Making a good cup of coffee at home can save you so much money. Sure, going to your local barista and getting a great cup is always nice, but it is also expensive, just imagine the money you could save if you did it yourself.
Getting the best automatic pour over coffee maker can help you to achieve great coffee, but using this method is only a part of it. You need to consider the many other aspects of good coffee too.
Making good coffee not only encompasses choosing a good quality pour-over coffee maker, but also using quality beans, and getting the coffee grind and coffee-to-water ratio right!
No matter how expensive your coffee maker is, if your beans and water are low quality, or if you are using incorrect ratios, your coffee is not going to taste very good.
So, today we will share with you 5 tips to ensure you brew delicious coffee at home every time!
1. Always Use Fresh, Whole Beans
One of the most important factors of what makes coffee taste so good and have that beautiful aroma is the compounds in the beans. Once the beans are roasted, these aromatic compounds start to escape from the beans.
Whole coffee beans release these compounds slower than pre-ground coffee. This is because the surface area of pre-ground is much larger than whole bean coffee. The larger surface areas means a higher release of gasses. You see, coffee beans act like tiny capsules (but eventually, they go stale too).
Grinding your beans just before brewing ensures you have the freshest possible coffee with all the oils and aromas preserved!
2. Measure Properly, Use Scales
Most of us are guilty of not properly measuring our coffee when we make a cup, although most of us have heard we should use 2 tbsp coffee per 6 oz water. This can be used, but you want something more precise.
Aim for 21 grams of coffee for 355 grams of water (1:16 ratio).
Do not forget that different coffees and different blends will differ in terms of density and size, so a tbsp of one coffee might weigh differently to another. Using scales can help you properly measure by weight, ensuring you know exactly how much you are actually putting into your coffee.
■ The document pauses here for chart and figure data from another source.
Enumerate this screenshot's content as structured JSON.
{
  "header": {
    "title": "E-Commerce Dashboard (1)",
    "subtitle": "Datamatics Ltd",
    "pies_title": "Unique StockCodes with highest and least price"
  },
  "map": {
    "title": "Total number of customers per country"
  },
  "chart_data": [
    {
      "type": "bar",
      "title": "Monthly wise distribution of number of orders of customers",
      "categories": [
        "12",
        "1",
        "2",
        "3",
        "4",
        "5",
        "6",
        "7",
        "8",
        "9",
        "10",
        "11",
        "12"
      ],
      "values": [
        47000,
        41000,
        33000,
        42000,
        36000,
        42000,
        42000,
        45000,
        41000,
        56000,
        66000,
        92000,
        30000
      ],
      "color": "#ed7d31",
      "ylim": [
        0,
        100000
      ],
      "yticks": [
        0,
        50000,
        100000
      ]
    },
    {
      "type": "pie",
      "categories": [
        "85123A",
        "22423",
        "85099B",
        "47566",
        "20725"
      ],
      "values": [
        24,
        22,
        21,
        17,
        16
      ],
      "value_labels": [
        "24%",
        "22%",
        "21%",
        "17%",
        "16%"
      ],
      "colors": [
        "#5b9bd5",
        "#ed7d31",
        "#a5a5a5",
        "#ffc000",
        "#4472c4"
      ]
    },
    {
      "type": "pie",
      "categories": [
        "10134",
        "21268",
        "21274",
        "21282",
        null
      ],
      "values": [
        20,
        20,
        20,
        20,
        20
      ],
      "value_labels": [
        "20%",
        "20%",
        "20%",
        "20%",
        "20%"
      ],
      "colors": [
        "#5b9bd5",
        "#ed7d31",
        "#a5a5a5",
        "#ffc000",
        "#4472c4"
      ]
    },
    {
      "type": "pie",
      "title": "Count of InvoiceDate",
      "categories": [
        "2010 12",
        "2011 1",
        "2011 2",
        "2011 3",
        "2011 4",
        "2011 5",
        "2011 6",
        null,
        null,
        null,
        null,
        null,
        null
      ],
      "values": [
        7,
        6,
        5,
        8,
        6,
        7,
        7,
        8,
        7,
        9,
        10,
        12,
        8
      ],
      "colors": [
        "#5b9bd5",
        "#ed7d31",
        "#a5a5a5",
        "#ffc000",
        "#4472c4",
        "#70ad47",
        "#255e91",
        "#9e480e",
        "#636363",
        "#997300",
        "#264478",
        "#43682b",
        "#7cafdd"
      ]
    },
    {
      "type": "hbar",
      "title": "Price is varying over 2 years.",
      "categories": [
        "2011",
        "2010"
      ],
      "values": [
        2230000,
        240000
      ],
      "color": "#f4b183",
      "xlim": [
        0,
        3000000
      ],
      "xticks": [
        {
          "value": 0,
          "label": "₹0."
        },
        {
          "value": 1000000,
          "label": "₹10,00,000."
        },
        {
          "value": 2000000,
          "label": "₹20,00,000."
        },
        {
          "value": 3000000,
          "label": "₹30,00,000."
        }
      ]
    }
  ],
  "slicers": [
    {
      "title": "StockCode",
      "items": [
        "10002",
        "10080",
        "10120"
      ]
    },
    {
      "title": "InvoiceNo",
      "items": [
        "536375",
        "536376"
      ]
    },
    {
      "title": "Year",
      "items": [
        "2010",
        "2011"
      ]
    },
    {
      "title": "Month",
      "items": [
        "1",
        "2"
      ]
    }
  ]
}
3. Always Grind To Suit Your Type of Coffee Maker
Different brewing methods require different coffee grind levels, from coarse to super-fine.
Taste and brewing time can help you tell if the grind was correct.. If it tastes bitter then your grind was too fine (over-extracted coffee). Iff it tastes sour, the grind level is too coarse (under-extracted coffee)..
- Espressos require a fine grind.
- French Press requires a coarse grind.
- Aeropress requires a medium grind.
- Pour-over methods require a medium grind.
Knowing how to grind your coffee for your method of brewing can help to ensure that you always end up with a delicious coffee.
The grinder is equally as important as the coffee maker itself! Avoid blade grinders and instead, use a quality burr grinder!
4. Use Filtered Water, Not Tap!
98.5% of a cup of coffee is water, so you have to consider the water quality when you are brewing. If your water is of bad quality, your coffee will be too.
The tap water in your home might seem fine, but most tap water contains a lot of minerals, not all of which are healthy and will benefit your coffee. This is why you should always use filtered, purified water for your cup of coffee.
Bottled water will do well for this purpose as well, but sea turtles and your wallet might not be happy about it.
Do not use distilled water, even though it is pure, coffee does need some minerals to be as delicious as it should be.
5. Temperature Matters!
Most of us just let the kettle boil to boiling point then pour to make a coffee. However, coffee is not meant to be that hot. If you want to get the best flavors out of your coffee then your water needs to be at the right temperature.
Optimal temperature should be between 195 and 205 degrees Fahrenheit (90 to 96 degrees Celsius).
This is because temperature will affect how fast the speed at which the flavors are extracted from your coffee, but it also will impact what gets extracted as well.
If you brewed your coffee too cold it would not extract all the flavors and the acidity coffee has. However, if you brew it too hot, then it will be more bitter.
That 10 degree window is the sweet spot for a perfect coffee.